Shares of auto-industry supplier Magna International (MGA -0.51%) were trading higher on Friday, after the company reported fourth-quarter earnings that beat Wall Street's expectations.
As of 1:15 p.m. EST, Magna's shares were up about 10.2% from Thursday's closing price.
Magna reported fourth-quarter and full-year 2020 earnings before the U.S. markets opened on Friday, and they were good: Net income was up 68% from a tough year-ago quarter, to $738 million, and adjusted earnings per share ($2.83) and revenue ($10.12 billion) both beat Wall Street's estimates.

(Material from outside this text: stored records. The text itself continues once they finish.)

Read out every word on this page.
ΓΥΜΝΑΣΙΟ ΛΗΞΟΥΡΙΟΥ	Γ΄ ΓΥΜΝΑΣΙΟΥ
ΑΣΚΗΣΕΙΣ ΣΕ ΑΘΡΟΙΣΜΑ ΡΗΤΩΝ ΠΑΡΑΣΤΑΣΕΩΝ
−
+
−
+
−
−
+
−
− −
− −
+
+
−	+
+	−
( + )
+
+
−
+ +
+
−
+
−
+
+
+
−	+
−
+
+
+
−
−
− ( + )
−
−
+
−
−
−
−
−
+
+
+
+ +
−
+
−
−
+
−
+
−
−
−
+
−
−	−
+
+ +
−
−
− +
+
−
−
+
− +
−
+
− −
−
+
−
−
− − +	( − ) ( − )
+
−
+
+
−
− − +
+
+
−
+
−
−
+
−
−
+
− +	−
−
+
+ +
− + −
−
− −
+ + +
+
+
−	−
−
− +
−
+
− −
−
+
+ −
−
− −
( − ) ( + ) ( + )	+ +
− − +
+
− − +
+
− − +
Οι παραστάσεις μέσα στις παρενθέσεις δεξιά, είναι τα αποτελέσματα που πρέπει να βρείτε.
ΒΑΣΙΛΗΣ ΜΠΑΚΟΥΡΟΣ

Like most of its peers and most of the global automakers, Magna had a challenging first half of 2020. The company had to idle and then restart over 300 factories worldwide amid the COVID-19 pandemic, and its own sales were hurt further as automakers cut their pre-pandemic production plans with sales uncertain.
The good news is that the second half of the year, and the fourth quarter in particular, were a lot better. Better-than-expected global auto production was the main reason that Magna beat expectations in the fourth quarter; a successful cost-reduction effort also helped.
Magna also had some nice wins in the quarter, including a deal to build electric-vehicle start-up Fisker's (FSR 2.64%) upcoming new SUV under contract. It also entered into a new joint venture with Korean giant LG Electronics that will manufacture a series of electric-vehicle components for global automakers.
That's why the stock is up today.
Magna's 2021 guidance was also good. It said that auto investors should expect:
- Revenue between $40 billion and $41.6 billion. (2020: $32.65 billion.)
- Adjusted EBIT margin between 7.1% and 7.5%. (2020: 5.1%.)
- Net income between $2.1 billion and $2.3 billion. (2020: $757 million.)
- Capital spending of about $1.6 billion. (2020: $1.1 billion.)
("Adjusted EBIT" is earnings before interest and tax, or EBIT, "adjusted" to exclude one-time items.)